Часть 4

Глава 1

Теперь Воронцова думает, что я считаю ее ябедой, а ее отца – самодуром. Пиздец.

Как доказать, что это не так? Особенно когда это так. Огх…

Она отвернулась совсем, будто и видеть меня не желает. Даже не знаю, как заговорить с ее затылком. И что вообще сказать? Блин, и Зефирке не написать, совета не спросить, а то спалит еще.

Я в тупике. Сижу, нервничаю, ногой притоптываю. Украдкой поглядываю на макушку Воронцовой. Скольжу взглядом по ее волосам. Они, как лески, поблескивают на утреннем солнце, но быстро заканчиваются, где-то на уровне лопаток. А дальше идет моя кожанка, в которой эта тростинка тонет. Кажется, мои плечи шире ее раза в два. Но маленькой ее не назовешь. Зефирки она выше минимум на целую голову. И фамилия Палкина ей подходит гораздо лучше – вся такая длинная, тонкая и несгибаемая.

Вообще, она вся какая-то чугунная. И тон бездушный, и лицо безэмоциональное, и глаза пустые. Только губы… чувственные. Присасываюсь к ним взглядом, когда она поворачивает голову. Облизывается, и что-то внутри меня ноет. Дикий мартовский кот. Изголодавшийся за полтора года.

– Вон заезд, – Воронцова вытягивает руку, втыкаясь пальцем в лобовое стекло, и показывает на арочный свод с железными воротами в сплошной стене здания.

За аркой открывается ухоженный двор, еще советской постройки. В пятиэтажном здании сразу узнается стиль сталинской эпохи. Когда-то такое жилье считалось элитным. Тут, походу, с тех пор одни профессора и живут.
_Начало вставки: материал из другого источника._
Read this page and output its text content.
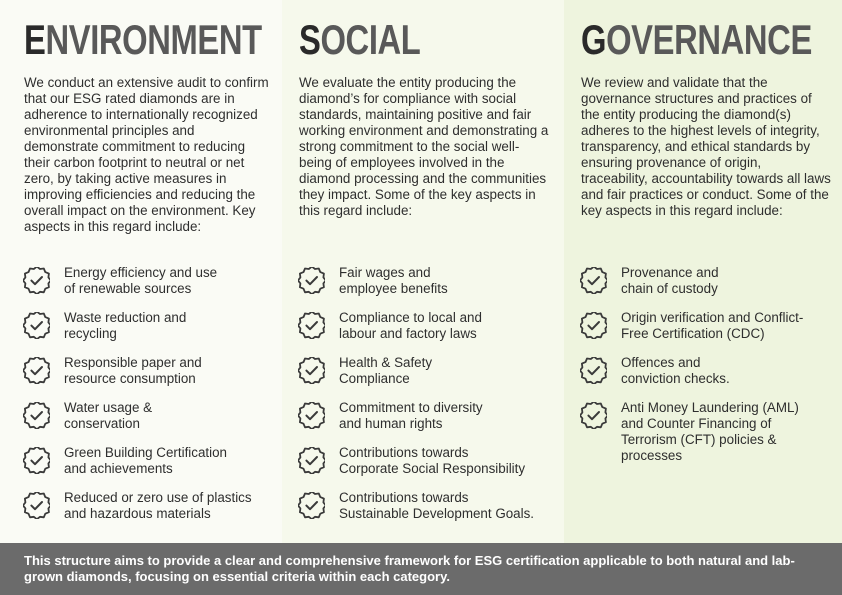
ENVIRONMENT

We conduct an extensive audit to confirm that our ESG rated diamonds are in adherence to internationally recognized environmental principles and demonstrate commitment to reducing their carbon footprint to neutral or net zero, by taking active measures in improving efficiencies and reducing the overall impact on the environment. Key aspects in this regard include:

Energy efficiency and use
of renewable sources
Waste reduction and
recycling
Responsible paper and
resource consumption
Water usage &
conservation
Green Building Certification
and achievements
Reduced or zero use of plastics
and hazardous materials
SOCIAL

We evaluate the entity producing the diamond’s for compliance with social standards, maintaining positive and fair working environment and demonstrating a strong commitment to the social well-being of employees involved in the diamond processing and the communities they impact. Some of the key aspects in this regard include:

Fair wages and
employee benefits
Compliance to local and
labour and factory laws
Health & Safety
Compliance
Commitment to diversity
and human rights
Contributions towards
Corporate Social Responsibility
Contributions towards
Sustainable Development Goals.
GOVERNANCE

We review and validate that the governance structures and practices of the entity producing the diamond(s) adheres to the highest levels of integrity, transparency, and ethical standards by ensuring provenance of origin, traceability, accountability towards all laws and fair practices or conduct. Some of the key aspects in this regard include:

Provenance and
chain of custody
Origin verification and Conflict-
Free Certification (CDC)
Offences and
conviction checks.
Anti Money Laundering (AML)
and Counter Financing of
Terrorism (CFT) policies &
processes

This structure aims to provide a clear and comprehensive framework for ESG certification applicable to both natural and lab-grown diamonds, focusing on essential criteria within each category.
Все так чинно, аккуратно, уютно.

По указке Воронцовой я останавливаюсь напротив одного из подъездов. За нами шумит мелкотня на детской площадке. В небольшом загоне рядом балуются собаки, не слушаясь хозяев. Я заглядываю через лобовое в окна первых этажей. Сам не знаю, что высматриваю, просто удовлетворяю любопытство. Интересно все-таки, как ректор живет.

Но… не похоже, что он сильно злоупотребляет своими полномочиями. Наверняка мог бы позволить себе жилище поинтересней и попрестижней. А тут и район не самый благополучный. Не гетто, разумеется, но так, середнячок. Не исключено, конечно, что ректору весь дом принадлежит, а снаружи выглядит, как обычная многоквартирка, шифруется. Только я в этом сильно сомневаюсь. Дочка у него – не в шелках и не в золоте. Носит обычные шмотки, дубленку вон заносила донельзя. Я бы глазом не моргнул, выбросил, а она химчистку требует.

Во мне просыпается надежда, что Воронцова не соврала ни про себя, ни про отца.

– Спасибо, – говорит она и открывает дверцу.

– Погоди, я помогу.

Выскакиваю из салона со скоростью звука и подбегаю к ней. Напарываюсь на недоверчивый взгляд, но беру ее за локоть смело.

– Если не боишься моего отца, тогда чего лебезишь передо мной? – она щурится, но вылезать из машины не торопится.

– Я джентльмен, – убежденно заявляю и тоже щурюсь. Пусть подавится своим скепсисом. – Обязательно бояться твоего отца, чтобы хотеть тебе помочь?

Царевна Несмеяна только фыркает. Ресницами своими все никак не нахлопается. На каждом взмахе с них слетает пыльца презрения.

– Думаешь, звание «мистер» делает тебя джентльменом?

Воронцова вырывает руку из моей хватки и спускает здоровую ногу на тротуар, но когда вылезает полностью, тут же хромает на больную и шипит.

– Я сам делаю себя джентльменом, – еще бы язык показать, но этикет не позволяет. – Так что не выпендривайся.

Я подхватываю ее на руки и несу к подъезду.

– Что ты творишь? – Воронцова вертит головой, будто пытается сориентироваться в пространстве. – Отпусти, кретин!

Ага, голосок прорезался.

– Не бойся, я всего лишь донесу тебя до квартиры. Тебе же больно ходить, – ухмыляюсь и чуть подкидываю ее, чтобы удобнее было держать.